Instructor:  Edmond Chow
E-mail: 

TA: Rafael Orozco (rorozco@gatech.edu)
TA: Sooyoun Oh (soh342@gatech.edu)
TA: Yuening Tang (ytang322@gatech.edu)



Course Description

Introduction to numerical solutions of the classical problems of linear algebra including linear systems, least squares, and eigenvalue problems.

Prerequisites

A four-credit or two-semester course in linear algebra, equivalent to MATH 1554 (subspaces, rank, Gram-Schmidt, QR, least squares, eigenvalues, eigenvectors, singular value decomposition, vector norms). The assignments will require Matlab programming (at least at the level of CS 1371).

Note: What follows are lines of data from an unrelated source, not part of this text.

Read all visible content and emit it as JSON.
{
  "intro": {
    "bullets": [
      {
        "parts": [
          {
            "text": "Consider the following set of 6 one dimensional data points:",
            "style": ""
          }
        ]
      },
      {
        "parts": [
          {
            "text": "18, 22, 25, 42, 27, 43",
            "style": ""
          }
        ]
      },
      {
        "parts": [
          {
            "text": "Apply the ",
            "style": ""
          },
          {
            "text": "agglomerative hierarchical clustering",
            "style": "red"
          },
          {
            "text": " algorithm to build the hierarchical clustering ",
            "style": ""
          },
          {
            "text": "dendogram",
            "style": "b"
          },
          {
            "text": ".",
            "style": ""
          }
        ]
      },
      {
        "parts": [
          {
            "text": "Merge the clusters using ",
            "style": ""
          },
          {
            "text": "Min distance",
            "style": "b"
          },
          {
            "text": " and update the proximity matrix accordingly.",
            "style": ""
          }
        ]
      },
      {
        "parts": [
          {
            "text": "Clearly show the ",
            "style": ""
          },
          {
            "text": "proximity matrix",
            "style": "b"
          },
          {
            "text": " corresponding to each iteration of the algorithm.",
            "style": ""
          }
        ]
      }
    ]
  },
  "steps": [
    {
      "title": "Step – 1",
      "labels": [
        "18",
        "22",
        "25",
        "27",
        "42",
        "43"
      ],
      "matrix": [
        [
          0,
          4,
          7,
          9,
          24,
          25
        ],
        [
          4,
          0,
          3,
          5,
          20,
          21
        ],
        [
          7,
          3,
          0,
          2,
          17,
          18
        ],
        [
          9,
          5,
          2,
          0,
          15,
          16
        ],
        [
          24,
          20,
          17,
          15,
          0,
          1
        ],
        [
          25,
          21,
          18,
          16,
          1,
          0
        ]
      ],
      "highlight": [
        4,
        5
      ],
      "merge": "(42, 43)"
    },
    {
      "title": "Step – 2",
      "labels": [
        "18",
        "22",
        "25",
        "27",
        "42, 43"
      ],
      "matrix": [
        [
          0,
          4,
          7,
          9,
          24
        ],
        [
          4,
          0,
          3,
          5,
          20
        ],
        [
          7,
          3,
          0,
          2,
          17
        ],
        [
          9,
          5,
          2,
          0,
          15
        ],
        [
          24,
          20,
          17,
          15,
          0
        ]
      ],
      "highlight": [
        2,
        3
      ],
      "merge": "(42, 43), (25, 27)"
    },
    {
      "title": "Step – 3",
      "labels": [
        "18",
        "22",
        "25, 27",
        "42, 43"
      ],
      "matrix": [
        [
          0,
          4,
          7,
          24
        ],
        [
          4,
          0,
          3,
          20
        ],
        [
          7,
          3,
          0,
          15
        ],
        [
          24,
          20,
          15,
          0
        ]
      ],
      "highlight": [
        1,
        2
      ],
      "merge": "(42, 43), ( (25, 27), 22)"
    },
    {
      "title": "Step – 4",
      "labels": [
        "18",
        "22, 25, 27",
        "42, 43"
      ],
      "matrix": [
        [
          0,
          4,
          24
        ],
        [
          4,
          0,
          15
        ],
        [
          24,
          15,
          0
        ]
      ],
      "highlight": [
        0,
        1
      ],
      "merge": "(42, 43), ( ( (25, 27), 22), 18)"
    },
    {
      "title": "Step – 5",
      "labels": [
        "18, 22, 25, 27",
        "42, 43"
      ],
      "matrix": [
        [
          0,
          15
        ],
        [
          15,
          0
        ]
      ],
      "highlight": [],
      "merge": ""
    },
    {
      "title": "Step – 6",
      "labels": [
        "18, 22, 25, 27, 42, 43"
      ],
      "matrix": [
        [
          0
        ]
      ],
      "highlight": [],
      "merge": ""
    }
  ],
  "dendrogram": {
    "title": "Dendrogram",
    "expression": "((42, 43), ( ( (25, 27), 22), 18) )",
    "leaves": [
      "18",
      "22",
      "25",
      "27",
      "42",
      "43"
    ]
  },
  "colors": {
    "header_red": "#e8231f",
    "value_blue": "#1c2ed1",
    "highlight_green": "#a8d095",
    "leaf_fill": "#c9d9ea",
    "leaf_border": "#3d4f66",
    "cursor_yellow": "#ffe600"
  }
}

An undergraduate level course in numerical methods (e.g., MATH 4640) is strongly recommended.

Topics

  • Singular value decomposition
  • Least squares problems and QR factorization
  • Conditioning and stability
  • Direct methods for solving linear systems
  • Eigenvalue problems and the QR algorithm
  • Introduction to iterative methods

Learning Objectives

Students will develop facility with the methods of numerical linear algebra, e.g., various factorizations, iterative methods, and their analysis. This leads to the following larger learning objectives for students in this course. The students will be able to:

  • Model a real-world problem as a problem in numerical linear algebra
  • Select or design a method or approach for solving a problem in numerical linear algebra
  • Evaulate a method for its accuracy, stability, and computational cost
  • Discuss efficiency implications in a computer implementation of a method, including parallel computing aspects
  • Use Matlab and other numerical software appropriately, i.e., understand when to use certain methods and their limitations

Grading

35% Assignments

10% Final exam

10% Weekly journaling

30% Student tutorials

15% Participation

Required Textbooks

  • Numerical Linear Algebra, by Trefethen and Bau, SIAM, 1997. You can order this book from SIAM here. You can get a 30 percent discount if you are a SIAM member. As a student, you can join SIAM for free, since Georgia Tech is an Academic Member. Check it out here!
  • Matrix Computations by Golub and van Loan. Any edition.